The other question is related in some ways. How do you see the application of solid core and elasticity within the transformation of the production relations and in the economic base of society under socialism?

Question 18: A book I read, Racial Transformations, has a subhead which says, “How Latinos and Asians are Remaking the World.” It’s getting at changing the discourse about race relations and class relations just being about white supremacy and the oppression of Black people even though that’s definitely a part of it. Could you speak to how different immigrants and different minorities are entering into these production relations in a very different way than Black people who were forced into slavery and its aftermath. How are different immigrants and minorities part of and changing the dynamics, the racial dynamics within this country and what that means for revolution and what we are trying to do?

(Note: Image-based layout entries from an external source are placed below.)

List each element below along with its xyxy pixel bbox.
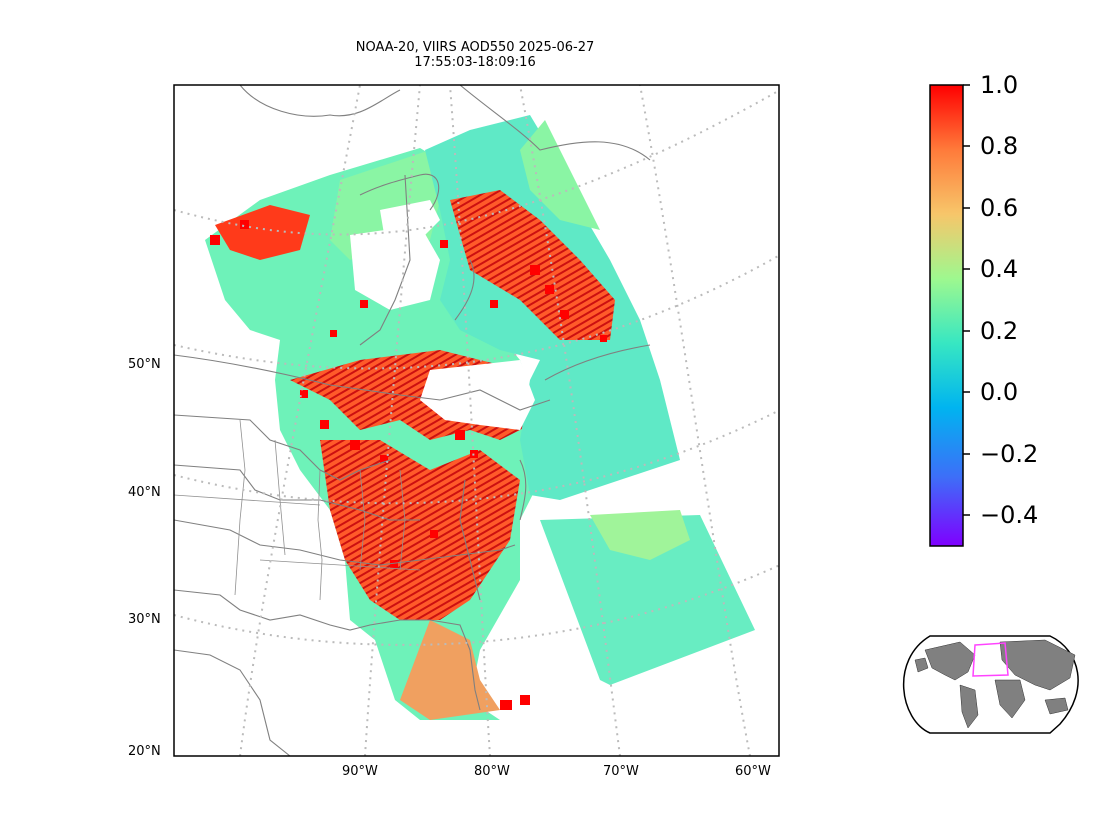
title-line-1: NOAA-20, VIIRS AOD550 2025-06-27	[355, 40, 595, 55]
colorbar-label-0.2: 0.2	[980, 317, 1019, 345]
title-line-2: 17:55:03-18:09:16	[414, 55, 536, 70]
lon-label-60w: 60°W	[735, 764, 771, 779]
colorbar-label-0.6: 0.6	[980, 194, 1019, 222]
colorbar-label-neg0.2: −0.2	[980, 440, 1039, 468]
state-borders	[174, 419, 421, 601]
colorbar-label-0.8: 0.8	[980, 132, 1019, 160]
colorbar-ticks	[963, 84, 970, 516]
plot-title: NOAA-20, VIIRS AOD550 2025-06-27 17:55:0…	[170, 40, 780, 70]
inset-globe	[903, 635, 1079, 734]
map-frame	[173, 84, 780, 757]
gridlines	[174, 85, 779, 756]
colorbar-label-0.4: 0.4	[980, 255, 1019, 283]
lat-label-30n: 30°N	[128, 612, 161, 627]
lat-label-50n: 50°N	[128, 357, 161, 372]
lat-label-40n: 40°N	[128, 485, 161, 500]
aod-hotspots	[210, 220, 607, 710]
coastlines	[174, 85, 651, 756]
no-data-gaps	[350, 200, 535, 430]
map-area	[174, 85, 779, 756]
lon-label-80w: 80°W	[474, 764, 510, 779]
lon-label-70w: 70°W	[603, 764, 639, 779]
lon-label-90w: 90°W	[342, 764, 378, 779]
colorbar-label-0.0: 0.0	[980, 378, 1019, 406]
colorbar-label-1.0: 1.0	[980, 71, 1019, 99]
lat-label-20n: 20°N	[128, 744, 161, 759]
colorbar	[929, 84, 964, 547]
colorbar-label-neg0.4: −0.4	[980, 501, 1039, 529]
aod-swath-east	[540, 510, 755, 685]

Question 19: In your talk “Communism: A Whole New World and the Emancipation of All Humanity…” you talked about revengism and that our outlook and vision can’t be the last shall be first and the first shall be last. It reminded me of a statement you made about what the oppressors will try to force us to become in trying to make revolution. Recently I’ve been thinking a lot about your memoir when you talked about Peter Tosh and ego. On one level all that you’ve brought forward, including the example of your life, rebukes that.

Having listened to your recent talks, I’ve been thinking a lot about the great privilege it is but also the responsibility that we all have.  Could you talk about the role that all the individuals here and communists around the world can really play in trying to bring forward the profoundly liberating vision that you’ve been talking about?

Question 20: In the Revolution newspaper series “The Basis, the Goals, and the Methods of the Communist Revolution” you have a quote from a comrade that said that people should embrace non-communists and non-communist ideas. Could you speak more to that? Why is that so important in getting over the first great hump and actually beyond that? Why is it so important to embrace non-communist ideas?

Question 21: Could you speak to the question that under socialism, the constitution will be a moving target, but apparently one of the principles is that socialist society would be set up along the lines of democratic centralism. I want to understand that in terms of solid core with a lot of elasticity.

Question 22: You’ve spoken a lot about internationalism, but I was hoping you could talk about how — in furthering the world revolution — there can be a contradiction between building socialism in a particular country where power has already been seized and actually furthering the overall world revolution?